Getting married has allowed S/O, who is like the mayor of the gym where we work out, to help a lot of people understand that most gay people don't dance on floats in thongs in the gay pride parades every year. The other day, an 84-year old Jewish grandfather who is a friend of S/O's came up to him and excitedly told him, "I just want you to know that I voted no on Prop 8 because of you. I think you deserve to have the same rights as everybody else!
A decade ago, when I was still living in Hawaii the voters of Hawaii passed a Constitutional amendment defining marriage as only as being between one man and one woman. The measure passed with more than 70% of the vote and I sat in my tiny studio alone and cried because seven of every ten people in my community had just told me that I didn't count as a whole person in their community. I realized then, that by living in the closet, that I had hurt myself. I didn't give the people in my life the chance to make an informed choice. I didn't give them a chance to help me … And to vote FOR me.

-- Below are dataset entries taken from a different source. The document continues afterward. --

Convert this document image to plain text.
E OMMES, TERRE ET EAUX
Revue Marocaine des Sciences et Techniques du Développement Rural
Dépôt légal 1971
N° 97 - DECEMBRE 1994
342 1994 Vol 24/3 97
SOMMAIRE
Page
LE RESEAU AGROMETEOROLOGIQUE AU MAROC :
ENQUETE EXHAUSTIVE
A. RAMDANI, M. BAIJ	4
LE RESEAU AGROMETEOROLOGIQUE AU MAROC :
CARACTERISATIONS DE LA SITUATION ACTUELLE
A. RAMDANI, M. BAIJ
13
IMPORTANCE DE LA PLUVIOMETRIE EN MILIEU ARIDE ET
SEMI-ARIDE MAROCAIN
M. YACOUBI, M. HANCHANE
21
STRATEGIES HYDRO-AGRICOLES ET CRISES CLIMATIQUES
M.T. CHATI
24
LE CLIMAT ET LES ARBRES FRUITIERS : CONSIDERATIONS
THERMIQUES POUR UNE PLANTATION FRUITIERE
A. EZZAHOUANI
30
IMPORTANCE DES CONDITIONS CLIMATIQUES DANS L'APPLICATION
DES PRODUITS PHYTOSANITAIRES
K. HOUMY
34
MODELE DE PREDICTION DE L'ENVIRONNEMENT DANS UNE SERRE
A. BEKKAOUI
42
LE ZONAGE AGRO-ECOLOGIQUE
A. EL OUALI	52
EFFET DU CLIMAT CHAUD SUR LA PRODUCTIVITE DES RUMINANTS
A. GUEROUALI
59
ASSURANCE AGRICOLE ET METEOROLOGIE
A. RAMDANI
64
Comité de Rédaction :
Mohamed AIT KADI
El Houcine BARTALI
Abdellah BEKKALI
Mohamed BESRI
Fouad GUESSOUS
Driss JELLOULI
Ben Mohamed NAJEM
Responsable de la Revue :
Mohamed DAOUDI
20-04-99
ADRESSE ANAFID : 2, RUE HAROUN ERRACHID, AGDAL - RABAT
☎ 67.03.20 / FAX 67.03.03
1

This election is a do over of sorts. I kind of still believe that I'll lose … and Proposition 8 will pass and become law. Win or lose, however, this time I won't be crying alone in a studio apartment. I'll be able to hold my head up and go on with life. Don't get me wrong, if that all should come to pass, it'll be incredibly sad, but at least I won't have to cry tears of anger at myself. This time around I've done my share. I haven't marched in any parades and I haven't beat people up at work with my political rhetoric, but I have gone about living my life honestly and openly. I really think that the people in my life would all vote to support my legal rights, but if they don't, I suspect that there's not much else that I could have done to change their minds …
More than anything, all this marriage and non-marriage stuff has made me realize that the people who really count in my life just want the best for us and for us to be happy. That may not be the same as having Federal Social Security or inheritance rights, but … You know what??? There are a LOT worse places to be in life …
Thank you to everyone out there who has voted or will vote NO, tomorrow, on Prop 8!!!